KTAV Publishing House
- Founded: 1921 (104 years ago)
- Founder: Asher and Feiga (Fannie) Scharfstein
- Country of origin: United States
- Headquarters location: Brooklyn, New York
- Key people: Moshe Heller, Levi Rodal
- Nonfiction topics: Judaica and Jewish educational texts
- Fiction genres: Jewish
- Imprints: KTAV, Targum
- Owner(s): Moshe Heller
- Official website: http://www.ktav.com

= Ktav Publishing House =

American publishing house

KTAV Publishing House is a publishing house located in Brooklyn, New York. Ktav means "to write" in Hebrew.

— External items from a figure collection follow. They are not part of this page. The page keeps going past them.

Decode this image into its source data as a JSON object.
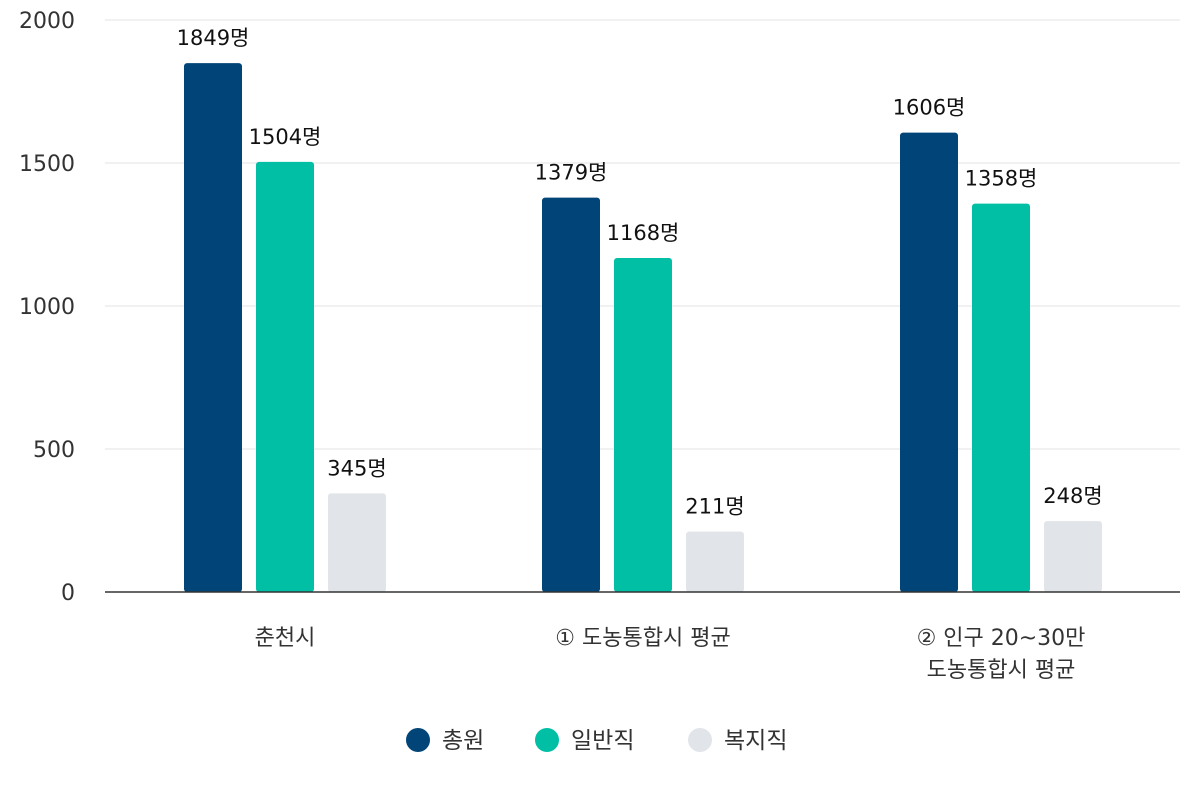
{
  "chart_data": {
    "type": "bar",
    "categories": [
      [
        "춘천시"
      ],
      [
        "① 도농통합시 평균"
      ],
      [
        "② 인구 20~30만",
        "도농통합시 평균"
      ]
    ],
    "series": [
      {
        "name": "총원",
        "color": "#004478",
        "values": [
          1849,
          1379,
          1606
        ],
        "labels": [
          "1849명",
          "1379명",
          "1606명"
        ]
      },
      {
        "name": "일반직",
        "color": "#00BFA5",
        "values": [
          1504,
          1168,
          1358
        ],
        "labels": [
          "1504명",
          "1168명",
          "1358명"
        ]
      },
      {
        "name": "복지직",
        "color": "#E1E4E8",
        "values": [
          345,
          211,
          248
        ],
        "labels": [
          "345명",
          "211명",
          "248명"
        ]
      }
    ],
    "yticks": [
      0,
      500,
      1000,
      1500,
      2000
    ],
    "ylim": [
      0,
      2000
    ],
    "grid": true,
    "legend_position": "bottom-center",
    "title": "",
    "xlabel": "",
    "ylabel": ""
  }
}
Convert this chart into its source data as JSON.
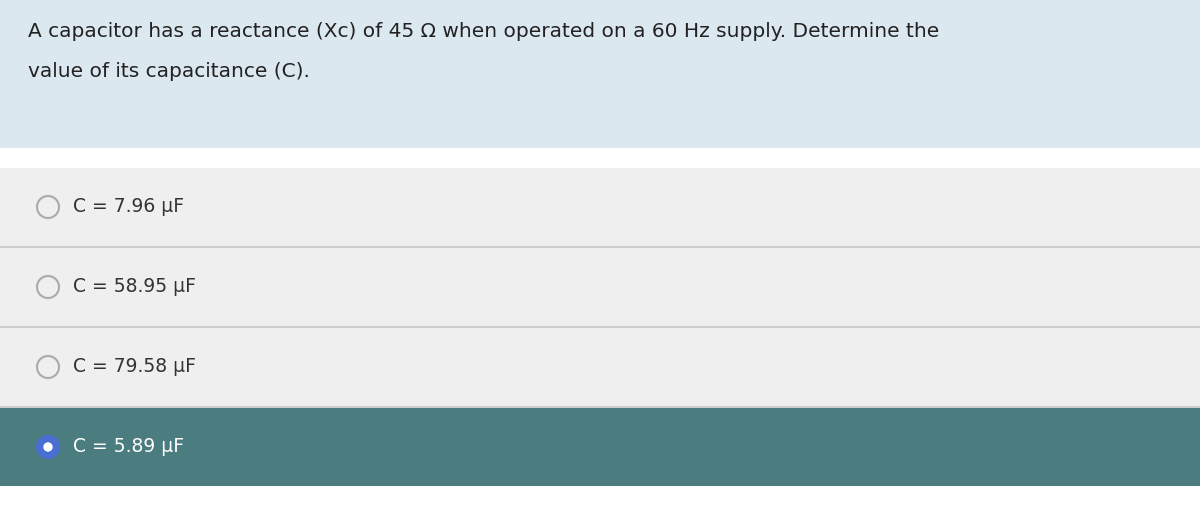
{
  "question_text_line1": "A capacitor has a reactance (Xc) of 45 Ω when operated on a 60 Hz supply. Determine the",
  "question_text_line2": "value of its capacitance (C).",
  "question_bg": "#dce8f0",
  "options": [
    {
      "label": "C = 7.96 μF",
      "selected": false
    },
    {
      "label": "C = 58.95 μF",
      "selected": false
    },
    {
      "label": "C = 79.58 μF",
      "selected": false
    },
    {
      "label": "C = 5.89 μF",
      "selected": true
    }
  ],
  "option_bg_unselected": "#efefef",
  "option_bg_selected": "#4a7c80",
  "divider_color": "#d0d0d0",
  "text_color_unselected": "#333333",
  "text_color_selected": "#ffffff",
  "circle_edge_unselected": "#aaaaaa",
  "radio_selected_fill": "#4a6fd4",
  "radio_selected_dot": "#ffffff",
  "fig_bg": "#ffffff",
  "font_size_question": 14.5,
  "font_size_option": 13.5,
  "fig_width": 12.0,
  "fig_height": 5.21,
  "dpi": 100
}
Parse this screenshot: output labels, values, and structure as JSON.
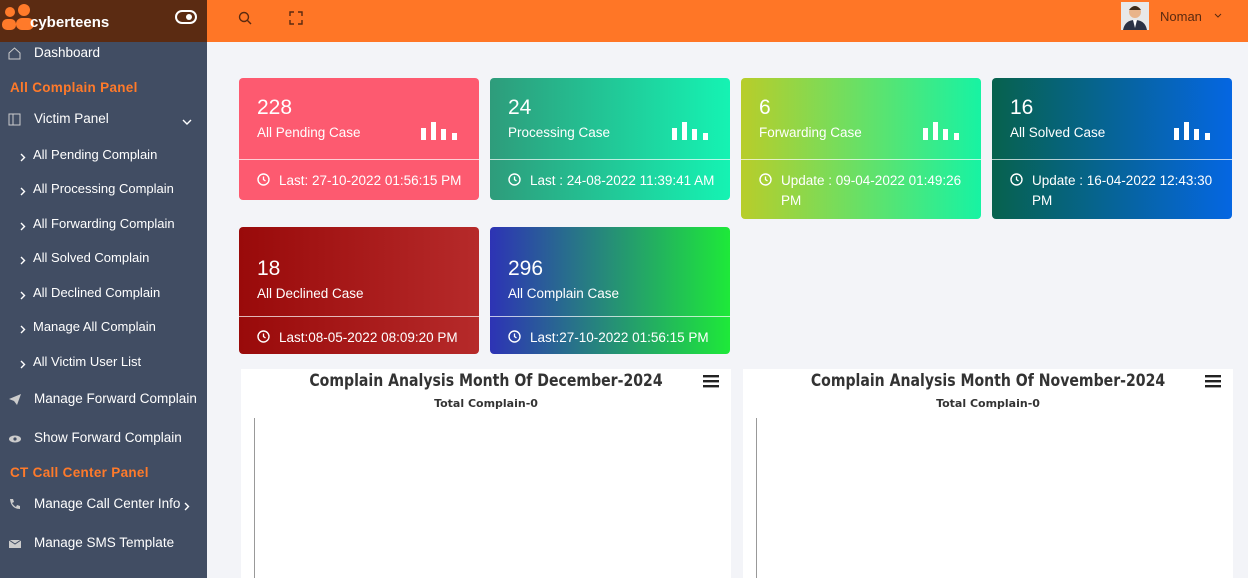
{
  "header": {
    "brand": "cyberteens",
    "user": "Noman"
  },
  "sidebar": {
    "dashboard": "Dashboard",
    "complain_panel": {
      "title": "All Complain Panel",
      "victim_panel": "Victim Panel",
      "sub_items": [
        "All Pending Complain",
        "All Processing Complain",
        "All Forwarding Complain",
        "All Solved Complain",
        "All Declined Complain",
        "Manage All Complain",
        "All Victim User List"
      ],
      "items": [
        "Manage Forward Complain",
        "Show Forward Complain"
      ]
    },
    "call_center_panel": {
      "title": "CT Call Center Panel",
      "items": [
        "Manage Call Center Info",
        "Manage SMS Template"
      ]
    }
  },
  "cards": [
    {
      "count": "228",
      "title": "All Pending Case",
      "footer": "Last: 27-10-2022 01:56:15 PM"
    },
    {
      "count": "24",
      "title": "Processing Case",
      "footer": "Last : 24-08-2022 11:39:41 AM"
    },
    {
      "count": "6",
      "title": "Forwarding Case",
      "footer": "Update : 09-04-2022 01:49:26 PM"
    },
    {
      "count": "16",
      "title": "All Solved Case",
      "footer": "Update : 16-04-2022 12:43:30 PM"
    },
    {
      "count": "18",
      "title": "All Declined Case",
      "footer": "Last:08-05-2022 08:09:20 PM"
    },
    {
      "count": "296",
      "title": "All Complain Case",
      "footer": "Last:27-10-2022 01:56:15 PM"
    }
  ],
  "charts": [
    {
      "title": "Complain Analysis Month Of December-2024",
      "subtitle": "Total Complain-0"
    },
    {
      "title": "Complain Analysis Month Of November-2024",
      "subtitle": "Total Complain-0"
    }
  ]
}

Founded in 1921, it has been among the most notable publishers of Judaica and Jewish educational texts since the middle of the 20th century. In 2004, Ktav was designated a Parents' Choice Award-Winning company.

==History==
Ktav Publishing House was founded in 1921, and took on its name in the late 1920s when it began publishing notebooks. Sol and Bernie Scharfstein took over Ktav from their parents Asher and Feiga (Fannie), becoming co-owners.

Ktav has over the years been located on Canal Street in Manhattan, in Hoboken, New Jersey, Jersey City, and is currently based in Brooklyn, New York. From 1984 when it moved from Manhattan, and as of 1992, the publishing house was located in Hoboken's industrial district, and was part of a $3-million-a-year publishing and novelty enterprise.

Ktav was as of 1992 run by Sol Scharfstein (who handled the textbook division) and his younger brother Bernie Scharfstein (who handled administrative matters, and oversaw scholarly and theological works).

Ktav in 1992 had a catalog of over 700 titles, and in 2008 its catalog included textbooks, siddurs (Jewish prayer books), scholarly works, and books on spirituality. It published approximately 25 new books every year in 1992, and 15 or 16 new books every year in 2008. Some of Ktav's books were anticipated to sell only a few hundred copies, while others were anticipated to sell in greater numbers.

In 2004, Ktav was designated a Parents' Choice Award-Winning company.

As of 2014, the owner and CEO of Ktav is Moshe Heller, who previously founded Urim Publications in 1997, an independent publishing house based in Jerusalem and New York.